The memory plugin consists of two main test components:

  1. Main Memory Test

    • Purpose: Tests GPU memory allocation, writing, and reading operations

    • Process:

      • Allocates a significant portion of GPU memory (default 75% of total memory)

      • Writes specific test patterns to memory using CUDA kernels

      • Reads back the data and verifies integrity

      • Uses 5 different test patterns: 0x00, 0xAA, 0x55, 0xFF, 0x00

      • Detects memory mismatches and ECC errors

  2. L1 Cache Test

    • Purpose: Tests L1 cache functionality and detects cache-related issues

    • Requirements:

      • Compute capability 7.0 or higher

      • L1 cache size ≤ 256KB per SM

    • Controlled by parameter l1_is_allowed

    • Process: Performs cache operations and validates data integrity

Supported Parameters

The following table lists the global parameters for the memory plugin.

Parameter Name

Type

Default

Description

is_allowed

Bool

When unspecified, DCGM will search configuration files for an appropriate default for the specified GPU; if no entry is found, the parameter defaults to false.

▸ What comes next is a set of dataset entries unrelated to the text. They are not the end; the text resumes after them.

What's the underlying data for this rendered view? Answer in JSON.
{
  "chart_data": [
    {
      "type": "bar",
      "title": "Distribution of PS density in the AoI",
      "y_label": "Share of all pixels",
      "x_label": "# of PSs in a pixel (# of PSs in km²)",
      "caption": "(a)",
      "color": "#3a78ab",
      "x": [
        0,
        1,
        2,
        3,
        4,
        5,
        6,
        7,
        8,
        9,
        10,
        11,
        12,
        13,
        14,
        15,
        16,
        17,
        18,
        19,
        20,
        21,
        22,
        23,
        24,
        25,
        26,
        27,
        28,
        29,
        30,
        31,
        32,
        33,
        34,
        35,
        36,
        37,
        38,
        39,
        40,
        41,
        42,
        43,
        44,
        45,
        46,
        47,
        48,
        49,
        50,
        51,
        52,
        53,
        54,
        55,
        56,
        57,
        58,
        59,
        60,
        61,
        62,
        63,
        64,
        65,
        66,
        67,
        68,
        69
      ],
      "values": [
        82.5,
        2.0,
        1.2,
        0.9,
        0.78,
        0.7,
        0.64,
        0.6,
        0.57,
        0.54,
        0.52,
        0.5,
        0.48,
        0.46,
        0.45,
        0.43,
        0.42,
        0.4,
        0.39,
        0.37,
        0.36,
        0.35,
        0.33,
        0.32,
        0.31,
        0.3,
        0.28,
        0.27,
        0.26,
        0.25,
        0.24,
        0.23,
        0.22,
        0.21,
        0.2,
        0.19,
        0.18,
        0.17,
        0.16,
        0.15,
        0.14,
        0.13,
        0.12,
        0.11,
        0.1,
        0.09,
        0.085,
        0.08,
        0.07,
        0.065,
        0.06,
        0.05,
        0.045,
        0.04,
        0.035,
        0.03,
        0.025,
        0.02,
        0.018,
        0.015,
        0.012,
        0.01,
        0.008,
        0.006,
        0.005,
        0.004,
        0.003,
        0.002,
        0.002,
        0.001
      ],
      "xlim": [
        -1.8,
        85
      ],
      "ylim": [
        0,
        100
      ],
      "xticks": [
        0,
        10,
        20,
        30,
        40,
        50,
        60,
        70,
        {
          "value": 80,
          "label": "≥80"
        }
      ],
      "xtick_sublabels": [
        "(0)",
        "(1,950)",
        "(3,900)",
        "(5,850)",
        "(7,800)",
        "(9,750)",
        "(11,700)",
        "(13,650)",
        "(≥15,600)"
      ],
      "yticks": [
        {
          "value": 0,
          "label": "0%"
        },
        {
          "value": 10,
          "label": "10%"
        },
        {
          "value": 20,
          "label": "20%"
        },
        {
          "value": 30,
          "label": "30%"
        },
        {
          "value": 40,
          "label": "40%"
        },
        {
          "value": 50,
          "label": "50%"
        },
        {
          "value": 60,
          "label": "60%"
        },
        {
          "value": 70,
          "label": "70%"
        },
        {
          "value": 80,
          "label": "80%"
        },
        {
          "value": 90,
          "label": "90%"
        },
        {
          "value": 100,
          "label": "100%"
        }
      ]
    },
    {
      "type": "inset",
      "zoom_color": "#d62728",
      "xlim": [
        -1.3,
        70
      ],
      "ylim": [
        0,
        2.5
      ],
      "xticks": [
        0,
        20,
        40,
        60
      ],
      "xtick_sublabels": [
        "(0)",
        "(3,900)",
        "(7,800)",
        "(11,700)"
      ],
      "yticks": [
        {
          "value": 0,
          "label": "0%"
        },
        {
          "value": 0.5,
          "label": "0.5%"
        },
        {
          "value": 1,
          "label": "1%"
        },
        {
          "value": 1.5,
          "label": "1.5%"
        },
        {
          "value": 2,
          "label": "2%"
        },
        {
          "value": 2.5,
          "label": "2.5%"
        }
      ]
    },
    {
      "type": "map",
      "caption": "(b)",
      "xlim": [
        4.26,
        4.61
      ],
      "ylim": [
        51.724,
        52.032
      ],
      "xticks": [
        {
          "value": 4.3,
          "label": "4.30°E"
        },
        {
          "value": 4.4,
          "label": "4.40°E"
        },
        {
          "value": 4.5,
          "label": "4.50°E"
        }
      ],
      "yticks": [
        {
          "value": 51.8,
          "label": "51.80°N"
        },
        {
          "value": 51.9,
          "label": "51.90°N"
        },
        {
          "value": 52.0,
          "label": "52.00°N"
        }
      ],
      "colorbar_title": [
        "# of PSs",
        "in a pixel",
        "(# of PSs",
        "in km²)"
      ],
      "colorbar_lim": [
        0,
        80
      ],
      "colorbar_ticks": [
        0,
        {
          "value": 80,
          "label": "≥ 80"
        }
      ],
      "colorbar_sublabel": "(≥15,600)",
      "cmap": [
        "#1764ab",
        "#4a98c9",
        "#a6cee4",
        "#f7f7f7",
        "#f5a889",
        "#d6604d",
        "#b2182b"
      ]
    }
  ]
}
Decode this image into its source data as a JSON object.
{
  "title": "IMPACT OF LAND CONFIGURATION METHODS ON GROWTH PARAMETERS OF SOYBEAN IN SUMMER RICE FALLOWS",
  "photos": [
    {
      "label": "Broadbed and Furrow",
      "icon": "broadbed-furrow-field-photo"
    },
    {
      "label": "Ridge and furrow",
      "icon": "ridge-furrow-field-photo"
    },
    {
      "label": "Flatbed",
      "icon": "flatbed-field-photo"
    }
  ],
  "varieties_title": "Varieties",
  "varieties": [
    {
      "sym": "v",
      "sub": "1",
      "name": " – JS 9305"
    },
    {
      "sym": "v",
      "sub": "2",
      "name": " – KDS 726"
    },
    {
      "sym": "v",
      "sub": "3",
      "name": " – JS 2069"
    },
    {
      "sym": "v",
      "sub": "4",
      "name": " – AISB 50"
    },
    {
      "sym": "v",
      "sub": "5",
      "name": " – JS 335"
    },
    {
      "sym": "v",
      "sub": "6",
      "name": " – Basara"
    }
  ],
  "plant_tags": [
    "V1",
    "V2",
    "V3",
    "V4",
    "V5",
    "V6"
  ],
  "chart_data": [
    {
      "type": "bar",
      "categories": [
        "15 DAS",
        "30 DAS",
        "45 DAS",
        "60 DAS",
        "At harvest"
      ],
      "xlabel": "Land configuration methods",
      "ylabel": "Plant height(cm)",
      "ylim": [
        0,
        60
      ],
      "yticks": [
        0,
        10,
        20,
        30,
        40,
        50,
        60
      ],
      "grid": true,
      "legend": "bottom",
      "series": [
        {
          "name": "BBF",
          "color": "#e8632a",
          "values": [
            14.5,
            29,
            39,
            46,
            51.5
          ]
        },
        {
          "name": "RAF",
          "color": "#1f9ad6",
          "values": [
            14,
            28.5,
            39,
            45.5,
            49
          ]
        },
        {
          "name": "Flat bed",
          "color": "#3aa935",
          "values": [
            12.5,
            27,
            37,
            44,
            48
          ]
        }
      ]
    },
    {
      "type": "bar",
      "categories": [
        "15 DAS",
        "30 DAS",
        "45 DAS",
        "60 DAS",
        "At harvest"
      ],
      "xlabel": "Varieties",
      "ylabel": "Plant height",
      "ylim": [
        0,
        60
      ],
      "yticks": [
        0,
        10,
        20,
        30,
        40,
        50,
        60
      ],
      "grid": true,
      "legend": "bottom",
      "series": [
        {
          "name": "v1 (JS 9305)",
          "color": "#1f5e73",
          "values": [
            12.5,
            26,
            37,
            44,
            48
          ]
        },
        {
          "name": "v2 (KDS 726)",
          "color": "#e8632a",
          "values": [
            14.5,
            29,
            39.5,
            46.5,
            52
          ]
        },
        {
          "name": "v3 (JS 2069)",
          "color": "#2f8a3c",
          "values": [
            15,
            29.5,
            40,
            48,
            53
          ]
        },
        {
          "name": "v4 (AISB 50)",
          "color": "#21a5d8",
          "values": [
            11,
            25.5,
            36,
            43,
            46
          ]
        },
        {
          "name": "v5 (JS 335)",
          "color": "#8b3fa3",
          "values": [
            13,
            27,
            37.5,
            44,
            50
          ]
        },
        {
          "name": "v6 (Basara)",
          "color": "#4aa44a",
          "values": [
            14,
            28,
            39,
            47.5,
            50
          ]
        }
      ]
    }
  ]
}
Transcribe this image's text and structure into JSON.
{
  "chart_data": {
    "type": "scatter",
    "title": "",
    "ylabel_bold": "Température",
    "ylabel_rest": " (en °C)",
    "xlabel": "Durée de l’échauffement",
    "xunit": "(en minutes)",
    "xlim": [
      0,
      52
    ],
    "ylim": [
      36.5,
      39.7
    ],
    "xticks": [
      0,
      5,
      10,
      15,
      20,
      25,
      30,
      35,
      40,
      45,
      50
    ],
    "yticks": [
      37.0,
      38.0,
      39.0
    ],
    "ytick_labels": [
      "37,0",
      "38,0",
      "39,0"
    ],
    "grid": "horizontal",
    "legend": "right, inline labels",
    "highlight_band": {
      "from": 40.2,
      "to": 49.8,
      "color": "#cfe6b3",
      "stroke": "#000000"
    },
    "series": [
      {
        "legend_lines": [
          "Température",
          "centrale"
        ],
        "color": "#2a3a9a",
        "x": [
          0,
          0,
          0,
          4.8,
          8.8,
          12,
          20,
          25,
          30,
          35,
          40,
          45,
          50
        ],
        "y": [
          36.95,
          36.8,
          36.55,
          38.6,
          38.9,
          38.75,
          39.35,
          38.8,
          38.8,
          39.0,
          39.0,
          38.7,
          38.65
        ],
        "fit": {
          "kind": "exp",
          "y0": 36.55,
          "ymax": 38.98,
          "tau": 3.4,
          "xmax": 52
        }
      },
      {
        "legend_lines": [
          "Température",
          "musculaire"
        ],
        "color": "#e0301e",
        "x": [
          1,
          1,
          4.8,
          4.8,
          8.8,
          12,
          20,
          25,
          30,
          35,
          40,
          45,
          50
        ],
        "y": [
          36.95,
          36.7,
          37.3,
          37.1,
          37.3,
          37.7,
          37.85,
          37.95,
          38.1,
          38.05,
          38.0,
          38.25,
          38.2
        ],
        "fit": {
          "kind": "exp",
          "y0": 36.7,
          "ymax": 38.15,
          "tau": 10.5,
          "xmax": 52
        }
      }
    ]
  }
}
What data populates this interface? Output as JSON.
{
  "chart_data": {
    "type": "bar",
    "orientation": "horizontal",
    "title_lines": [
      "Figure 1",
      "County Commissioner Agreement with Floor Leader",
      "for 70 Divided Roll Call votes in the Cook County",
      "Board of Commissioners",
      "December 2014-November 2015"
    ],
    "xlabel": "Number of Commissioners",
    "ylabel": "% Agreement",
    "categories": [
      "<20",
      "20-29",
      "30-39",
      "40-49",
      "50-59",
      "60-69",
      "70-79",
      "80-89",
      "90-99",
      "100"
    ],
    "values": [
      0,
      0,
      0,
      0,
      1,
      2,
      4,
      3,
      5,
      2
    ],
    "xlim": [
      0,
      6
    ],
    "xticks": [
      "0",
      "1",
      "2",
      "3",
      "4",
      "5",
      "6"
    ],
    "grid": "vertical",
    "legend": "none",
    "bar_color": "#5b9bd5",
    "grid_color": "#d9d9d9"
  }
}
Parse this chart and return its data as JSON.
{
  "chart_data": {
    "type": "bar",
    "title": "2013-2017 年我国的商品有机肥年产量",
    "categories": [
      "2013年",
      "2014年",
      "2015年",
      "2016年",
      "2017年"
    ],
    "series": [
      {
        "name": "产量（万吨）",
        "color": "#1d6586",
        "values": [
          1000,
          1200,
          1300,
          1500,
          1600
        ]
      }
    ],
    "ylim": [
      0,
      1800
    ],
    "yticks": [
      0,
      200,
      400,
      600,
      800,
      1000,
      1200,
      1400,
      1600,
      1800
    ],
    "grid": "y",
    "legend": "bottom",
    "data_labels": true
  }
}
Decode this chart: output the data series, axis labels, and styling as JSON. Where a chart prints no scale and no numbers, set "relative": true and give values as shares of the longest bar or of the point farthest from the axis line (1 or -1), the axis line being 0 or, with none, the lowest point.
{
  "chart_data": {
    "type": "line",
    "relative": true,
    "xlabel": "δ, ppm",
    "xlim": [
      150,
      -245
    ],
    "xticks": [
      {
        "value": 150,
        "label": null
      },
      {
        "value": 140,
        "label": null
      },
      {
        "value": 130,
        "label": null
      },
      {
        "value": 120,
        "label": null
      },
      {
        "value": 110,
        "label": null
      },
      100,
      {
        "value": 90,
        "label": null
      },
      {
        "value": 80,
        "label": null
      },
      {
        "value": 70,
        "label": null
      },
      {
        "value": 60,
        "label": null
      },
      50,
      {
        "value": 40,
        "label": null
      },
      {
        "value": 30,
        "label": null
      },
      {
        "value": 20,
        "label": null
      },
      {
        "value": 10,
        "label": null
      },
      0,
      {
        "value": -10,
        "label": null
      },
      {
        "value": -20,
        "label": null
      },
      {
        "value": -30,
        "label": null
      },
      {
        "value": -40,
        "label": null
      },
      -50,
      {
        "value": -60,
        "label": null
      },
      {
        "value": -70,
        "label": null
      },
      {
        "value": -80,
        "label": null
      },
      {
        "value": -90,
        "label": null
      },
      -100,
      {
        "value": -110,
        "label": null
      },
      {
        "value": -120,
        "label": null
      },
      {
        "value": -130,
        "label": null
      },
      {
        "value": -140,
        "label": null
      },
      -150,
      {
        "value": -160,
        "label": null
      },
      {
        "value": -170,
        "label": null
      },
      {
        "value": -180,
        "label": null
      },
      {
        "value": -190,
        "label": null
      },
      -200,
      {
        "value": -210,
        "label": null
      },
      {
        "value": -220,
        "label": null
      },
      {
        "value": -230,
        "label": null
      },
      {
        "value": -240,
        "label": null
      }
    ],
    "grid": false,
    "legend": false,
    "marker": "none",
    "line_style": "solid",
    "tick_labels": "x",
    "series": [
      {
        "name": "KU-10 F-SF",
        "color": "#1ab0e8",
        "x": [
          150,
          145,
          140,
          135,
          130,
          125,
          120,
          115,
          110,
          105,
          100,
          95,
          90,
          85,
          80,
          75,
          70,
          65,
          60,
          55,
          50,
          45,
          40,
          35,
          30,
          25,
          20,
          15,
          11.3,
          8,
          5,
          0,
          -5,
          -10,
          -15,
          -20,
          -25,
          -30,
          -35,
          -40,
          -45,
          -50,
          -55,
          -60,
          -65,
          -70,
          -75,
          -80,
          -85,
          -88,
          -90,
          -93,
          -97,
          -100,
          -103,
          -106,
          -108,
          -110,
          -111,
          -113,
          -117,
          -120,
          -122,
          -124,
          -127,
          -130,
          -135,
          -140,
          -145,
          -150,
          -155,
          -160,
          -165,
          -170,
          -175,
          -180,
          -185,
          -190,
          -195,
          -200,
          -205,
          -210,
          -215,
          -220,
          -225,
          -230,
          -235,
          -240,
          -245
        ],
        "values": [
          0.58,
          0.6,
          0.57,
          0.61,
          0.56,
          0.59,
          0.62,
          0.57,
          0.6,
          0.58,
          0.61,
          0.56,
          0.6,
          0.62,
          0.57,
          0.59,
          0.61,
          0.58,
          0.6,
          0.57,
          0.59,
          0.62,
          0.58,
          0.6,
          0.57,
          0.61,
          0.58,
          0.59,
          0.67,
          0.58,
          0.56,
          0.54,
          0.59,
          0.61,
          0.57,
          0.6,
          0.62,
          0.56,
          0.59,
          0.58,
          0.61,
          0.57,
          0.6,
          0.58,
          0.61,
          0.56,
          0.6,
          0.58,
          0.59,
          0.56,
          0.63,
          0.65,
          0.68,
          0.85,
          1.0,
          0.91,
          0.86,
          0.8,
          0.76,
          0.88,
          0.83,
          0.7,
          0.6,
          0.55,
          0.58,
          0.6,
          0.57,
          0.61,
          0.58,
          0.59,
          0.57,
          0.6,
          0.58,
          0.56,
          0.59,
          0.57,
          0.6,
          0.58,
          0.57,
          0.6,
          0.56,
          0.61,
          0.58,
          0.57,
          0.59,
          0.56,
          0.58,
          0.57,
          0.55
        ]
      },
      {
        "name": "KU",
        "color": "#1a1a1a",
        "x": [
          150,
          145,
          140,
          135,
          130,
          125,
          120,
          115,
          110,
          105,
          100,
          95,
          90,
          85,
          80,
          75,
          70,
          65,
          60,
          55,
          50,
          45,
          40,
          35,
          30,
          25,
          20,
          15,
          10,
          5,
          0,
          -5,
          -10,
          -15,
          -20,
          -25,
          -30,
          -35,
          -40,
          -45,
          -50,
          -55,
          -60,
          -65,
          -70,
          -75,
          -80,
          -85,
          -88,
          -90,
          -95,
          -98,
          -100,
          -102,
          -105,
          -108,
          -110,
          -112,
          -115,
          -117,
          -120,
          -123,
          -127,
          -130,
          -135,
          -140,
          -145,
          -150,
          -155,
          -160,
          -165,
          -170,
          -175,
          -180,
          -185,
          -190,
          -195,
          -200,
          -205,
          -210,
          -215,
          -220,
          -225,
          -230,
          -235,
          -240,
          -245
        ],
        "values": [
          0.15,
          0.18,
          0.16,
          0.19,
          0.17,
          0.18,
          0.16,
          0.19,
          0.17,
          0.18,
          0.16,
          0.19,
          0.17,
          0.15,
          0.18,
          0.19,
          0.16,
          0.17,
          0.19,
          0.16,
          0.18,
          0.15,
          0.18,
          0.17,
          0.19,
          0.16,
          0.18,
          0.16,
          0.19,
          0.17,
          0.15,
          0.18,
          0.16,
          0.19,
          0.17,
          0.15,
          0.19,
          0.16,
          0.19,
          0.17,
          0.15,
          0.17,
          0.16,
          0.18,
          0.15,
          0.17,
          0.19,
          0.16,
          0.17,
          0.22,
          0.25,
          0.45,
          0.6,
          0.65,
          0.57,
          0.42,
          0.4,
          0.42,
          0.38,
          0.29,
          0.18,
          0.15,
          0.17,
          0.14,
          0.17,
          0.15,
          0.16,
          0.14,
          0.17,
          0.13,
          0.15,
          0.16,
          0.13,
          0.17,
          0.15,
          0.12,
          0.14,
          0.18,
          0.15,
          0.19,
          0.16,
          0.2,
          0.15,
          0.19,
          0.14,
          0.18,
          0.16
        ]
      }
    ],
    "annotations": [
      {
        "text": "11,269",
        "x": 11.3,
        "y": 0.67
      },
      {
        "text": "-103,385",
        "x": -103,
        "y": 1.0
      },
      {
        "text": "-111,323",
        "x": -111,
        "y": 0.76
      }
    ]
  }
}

Specifies whether or not this test is allowed to run.

The following table lists the parameters for the main memory test.

Parameter Name

Type

Default

Description

minimum_allocation_percentage

Double

75.0

Minimum percentage of GPU memory to allocate (0.0-100.0).

max_free_memory_mb

Double

0.0

Maximum amount of GPU memory which will be allocated for memory testing, specified in megabytes (MB). Supersedes minimum_allocation_percentage. If not specified, the test will allocate value of minimum_allocation_percentage for the GPU memory.

The following table lists the parameters for the l1 cache test.

Parameter Name

Type

Default

Description

l1_is_allowed

Bool

When unspecified, DCGM will search configuration files for an appropriate default for the specified GPU; if no entry is found, the parameter defaults to false.

Enables/disables the L1 cache subtest.

test_loops

Double

0

Number of test loops.

test_duration

Double

1.0

Duration of L1 cache test in seconds (0 = run for test_loops).

inner_iterations

Double

1024

Number of inner iterations per test.

log_len

Double

8192

Length of error log for L1 cache test.

dump_miscompares

Bool

True

Whether to dump miscompare details.

l1cache_size_kb_per_sm

Double

0

L1 cache size per SM in KB.

Sample Commands

Basic Memory Test

$ dcgmi diag -r memory -p "memory.is_allowed=True"

With L1 Cache Test Enabled

$ dcgmi diag -r memory -p "memory.is_allowed=True;memory.l1_is_allowed=True"

Controlling Memory Allocation with max_free_memory_mb

$ dcgmi diag -r memory -p "memory.is_allowed=True;memory.max_free_memory_mb=0.1"

$ dcgmi diag -r memory -p "memory.is_allowed=True;memory.max_free_memory_mb=512"

$ dcgmi diag -r memory -p "memory.is_allowed=True;memory.max_free_memory_mb=100"

Failure Conditions

  1. Memory Allocation Failure (DCGM_FR_MEMORY_ALLOC)

    • Cannot allocate the minimum required percentage of GPU memory.

  2. Memory Mismatch (DCGM_FR_MEMORY_MISMATCH)

    • Data written to memory doesn’t match data read back

  3. CUDA Double-Bit Error (DCGM_FR_CUDA_DBE)

    • CUDA detects uncorrectable double-bit ECC error

  4. L1 Cache Miscompare (DCGM_FR_L1TAG_MISCOMPARE)

    • L1 cache test detects data corruption